Quel che abisso tace di Maura Maffei

È la fine di giugno del 1940. Nel campo di internamento di Whart Mills sono detenuti centinaia di italiani civili. Sono uomini che da anni vivono in Gran Bretagna e che la dichiarazione di guerra dell’Italia fascista ha reso nemici. Qui s’intrecciano le vicende di Guido, arrestato nell’imminenza della nascita del figlio, di Innocente, cui hanno sottratto il violino da concertista, di padre Gaetano, che trascorre le notti recitando il rosario, di Enrico, famoso tenore dell’epoca, di Cesare, il cinico direttore del Piccadilly Hotel di Londra, e di tanti altri. E poi c’è Oscar, che le guardie trattano con durezza perché è mezzo irlandese.
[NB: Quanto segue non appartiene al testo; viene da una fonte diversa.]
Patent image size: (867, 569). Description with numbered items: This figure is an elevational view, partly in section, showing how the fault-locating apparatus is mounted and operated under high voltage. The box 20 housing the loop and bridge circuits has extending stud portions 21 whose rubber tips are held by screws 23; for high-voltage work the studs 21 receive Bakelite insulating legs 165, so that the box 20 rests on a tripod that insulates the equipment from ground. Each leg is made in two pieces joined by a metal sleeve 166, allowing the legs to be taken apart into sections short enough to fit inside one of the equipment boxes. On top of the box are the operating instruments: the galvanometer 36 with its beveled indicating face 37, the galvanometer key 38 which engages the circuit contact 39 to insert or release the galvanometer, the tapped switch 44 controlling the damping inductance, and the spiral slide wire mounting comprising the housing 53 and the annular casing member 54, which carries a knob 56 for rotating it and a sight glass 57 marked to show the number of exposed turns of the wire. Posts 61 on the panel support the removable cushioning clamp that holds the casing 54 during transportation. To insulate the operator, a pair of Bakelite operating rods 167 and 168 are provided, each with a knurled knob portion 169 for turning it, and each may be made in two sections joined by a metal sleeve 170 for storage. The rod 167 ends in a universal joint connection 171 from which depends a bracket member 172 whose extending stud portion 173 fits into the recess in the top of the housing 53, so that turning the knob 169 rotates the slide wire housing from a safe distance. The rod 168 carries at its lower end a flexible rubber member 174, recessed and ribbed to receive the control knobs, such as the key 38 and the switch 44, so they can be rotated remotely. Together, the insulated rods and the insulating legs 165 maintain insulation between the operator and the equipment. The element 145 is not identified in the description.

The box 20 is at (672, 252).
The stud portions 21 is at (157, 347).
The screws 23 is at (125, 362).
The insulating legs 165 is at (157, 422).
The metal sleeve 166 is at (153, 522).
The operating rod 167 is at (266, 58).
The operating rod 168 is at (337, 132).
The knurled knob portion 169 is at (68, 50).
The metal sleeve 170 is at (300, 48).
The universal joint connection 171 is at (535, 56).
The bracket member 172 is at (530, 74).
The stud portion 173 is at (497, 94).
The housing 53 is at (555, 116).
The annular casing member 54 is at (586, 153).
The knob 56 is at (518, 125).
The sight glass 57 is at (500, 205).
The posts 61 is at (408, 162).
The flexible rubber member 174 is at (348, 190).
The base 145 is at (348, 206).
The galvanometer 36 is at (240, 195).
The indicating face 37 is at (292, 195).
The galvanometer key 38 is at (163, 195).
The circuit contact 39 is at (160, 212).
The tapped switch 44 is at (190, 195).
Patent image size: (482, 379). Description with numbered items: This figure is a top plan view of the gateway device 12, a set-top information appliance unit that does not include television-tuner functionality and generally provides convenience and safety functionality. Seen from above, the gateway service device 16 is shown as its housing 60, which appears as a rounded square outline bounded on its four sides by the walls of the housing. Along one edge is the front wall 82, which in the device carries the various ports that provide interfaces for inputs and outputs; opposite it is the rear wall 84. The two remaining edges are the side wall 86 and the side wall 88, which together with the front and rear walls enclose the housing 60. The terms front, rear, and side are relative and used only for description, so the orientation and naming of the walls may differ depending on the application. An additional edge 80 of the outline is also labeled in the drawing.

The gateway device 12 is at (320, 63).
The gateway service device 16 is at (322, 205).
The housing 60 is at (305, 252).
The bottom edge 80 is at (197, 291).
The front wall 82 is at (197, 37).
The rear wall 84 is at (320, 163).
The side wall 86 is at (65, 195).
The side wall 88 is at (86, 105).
In una domenica afosa, vengono tutti caricati su un transatlantico in procinto di salpare da Liverpool per chissà dove. Si tratta dell’Arandora Star, che all’alba del 2 luglio 1940 incontrerà il proprio destino.

Copertina flessibile: 356 pagine
Editore: Parallelo45 Edizioni (30 settembre 2019)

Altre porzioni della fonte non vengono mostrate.